One significant disadvantage of this approach is that you cannot do an in-place zero-extension on a value stored in a register. That is, there is no way to use this trick when you have code like:

movzx  edx, dx

Instead, you would have to use a temporary register:

xor  eax, eax
mov  ax,  dx
mov  dx,  ax    ; optional, if you really needed the result to be in DX

Or, if you were zero-extending an 8-bit value, you could take advantage of the fact that the upper and lower 8-bit halves of a 16-bit register can be accessed independently on x86, and simply zero the upper 8 bits. For example:

mov    al, BYTE PTR [bx]
xor    ah, ah
; now read from value in AX

Note that this works for in-place zero-extension—just zero the high 8 bits. However, this technique cannot be used to zero-extend a 16-bit value, since there is no way to access just the upper 16 bits of a 32-bit register.

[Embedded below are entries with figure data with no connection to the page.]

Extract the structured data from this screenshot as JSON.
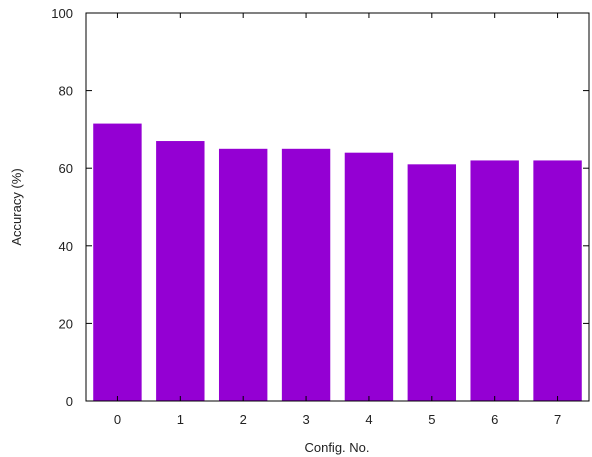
{
  "chart_data": {
    "type": "bar",
    "categories": [
      "0",
      "1",
      "2",
      "3",
      "4",
      "5",
      "6",
      "7"
    ],
    "values": [
      71.5,
      67,
      65,
      65,
      64,
      61,
      62,
      62
    ],
    "title": "",
    "xlabel": "Config. No.",
    "ylabel": "Accuracy (%)",
    "ylim": [
      0,
      100
    ],
    "yticks": [
      0,
      20,
      40,
      60,
      80,
      100
    ],
    "grid": false,
    "legend": "none",
    "bar_color": "#9400d3"
  }
}
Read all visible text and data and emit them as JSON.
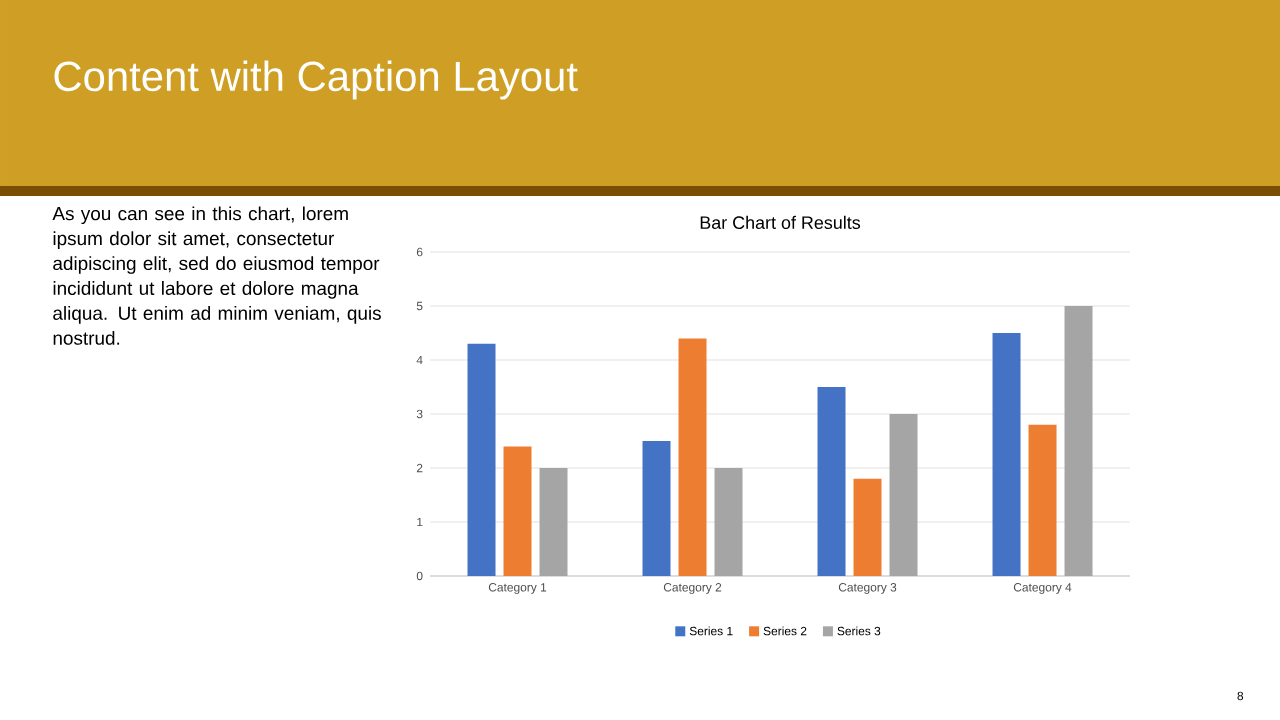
{
  "chart_data": {
    "type": "bar",
    "title": "Bar Chart of Results",
    "categories": [
      "Category 1",
      "Category 2",
      "Category 3",
      "Category 4"
    ],
    "series": [
      {
        "name": "Series 1",
        "color": "#4472c4",
        "values": [
          4.3,
          2.5,
          3.5,
          4.5
        ]
      },
      {
        "name": "Series 2",
        "color": "#ed7d31",
        "values": [
          2.4,
          4.4,
          1.8,
          2.8
        ]
      },
      {
        "name": "Series 3",
        "color": "#a5a5a5",
        "values": [
          2,
          2,
          3,
          5
        ]
      }
    ],
    "ylim": [
      0,
      6
    ],
    "yticks": [
      0,
      1,
      2,
      3,
      4,
      5,
      6
    ],
    "grid": "y",
    "legend": "bottom",
    "annotations": [
      "Content with Caption Layout",
      "As you can see in this chart, lorem ipsum dolor sit amet, consectetur adipiscing elit, sed do eiusmod tempor incididunt ut labore et dolore magna aliqua. Ut enim ad minim veniam, quis nostrud.",
      "8"
    ]
  }
}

Fortunately, the need for zero-extension on these older architectures is much less than it is on modern architectures, since you don't have to guard as vigorously against partial-register stalls and false dependencies.

---

^{In comments, the concern was raised that all of the alternatives to movzx require more than one instruction. Of course, that is true. If there were a way to do it in a single instruction, there wouldn't have been a need for the 386 to introduce movzx. If you're worried about execution speed, consider what I said above that xor+mov will be equally as fast as movzx would have been if it were available, if not faster.}

^{If you're worried about number of instructions, then rest assured that less code does not necessarily mean faster code. In fact, in many cases, adding additional instructions can make your program execute faster. If you are trying to optimize a particular chunk of code, I encourage you to ask a question about it either here or on Code Review (we need more assembly language questions there!).}